マテリアル インテグレーション 2007年4月号
プラズマからChemistryを取り出してモノをつくる


特集にあたって
(独)物質・材料研究機構 ナノセラミックスセンター プラズマプロセスグループ グループリーダー 石垣 隆正

大気圧付近で発生する熱プラズマは,高密度流体中で発生するプラズマの代表選手です.熱プラズマは材料プロセッシングに重要な特徴を有しており,合成プロセスが進行する反応場の制御性を高めることにより,形態,結晶構造,化学組成において従来にない材料創製が可能です.熱プラズマはその名の通り,「熱い」です.1万度以上の超高温をもっていて,発生圧力が比較的高いのでプラズマ密度が高く,軽い電子だけでなく,原子や分子など重い粒子も温度が高く,本当に「熱い」状態です.また,その中には高濃度のラジカルなど活性化学種が含まれています.

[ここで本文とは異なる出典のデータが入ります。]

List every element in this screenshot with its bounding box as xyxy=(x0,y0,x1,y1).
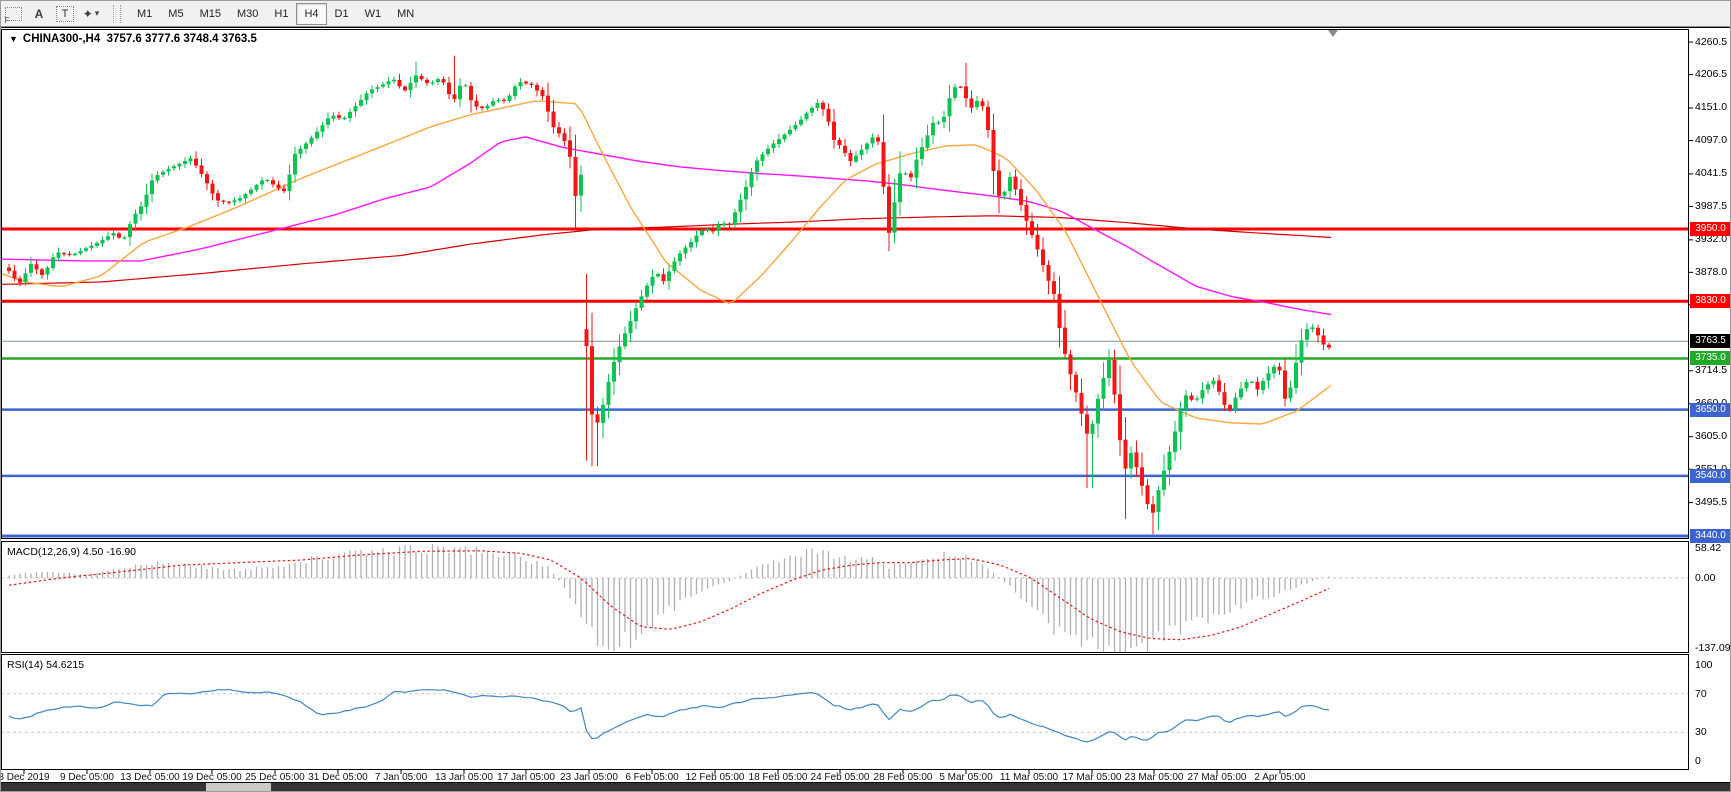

本特集では,まず,高温熱源として利用されてきた熱プラズマから,Chemistry を抽出して材料プロセスに利用することを取り上げました.熱プラズマの発生法としては直流アーク放電を発生するプラズマトーチと高周波(RF)磁場による誘導熱プラズマがあげられます.ここで取り上げたトピックスの多くが使用しているRF熱プラズマ法では,RFコイルを通して周波数・数MHz,入力・数十kWの高周波を供給してプラズマを発生します.このRF熱プラズマ法は無電極放電法ですので,酸化,還元,反応性といった各種雰囲気のプラズマを発生することができ,特異な化学反応場を提供します.そのために,化学反応性を顕在化させる反応場を最適化して探索すれば,ミクロン$\sim$ナノサイズの粒子,薄膜・厚膜の創製が可能になります.

また,プラズマ発生法のさらなる高度化を追求する必要があります.そのために,プラズマ発生圧力を下げたり(メゾプラズマ),タイムドメイン制御を取り入れたり(パルス変調熱プラズマ)した新しいプラズマ発生法では熱的効果が抑制され化学的効果が顕著に現れてきました.マイクロプラズマ発生では,マイクロデポジションも可能となりました.アーク放電法でも,多相交流アーク放電が開発され,熱プラズマの体積が非常に大きくなり,プラズマの流速が低くなってプラズマ中の化学反応を十分に生かせるようになりました.液中プラズマ発生では,プラズマ雰囲気の調整,急冷効果などに気相反応場にない特徴が現れました.さらにクラスター流体というべき超臨界状態にある流体中でのプラズマ発生は,クラスターの介在する新規プラズマ状態を実現しました.これら新しい試みを加えて高密度流体中のプラズマからChemistryを取り出す道筋が勢揃いしました.

本特集で取り上げたプラズマ材料プロセスのユニークな点,将来の可能性を理解していただき,多くの方に新たに使っていただけることを切望してやみません.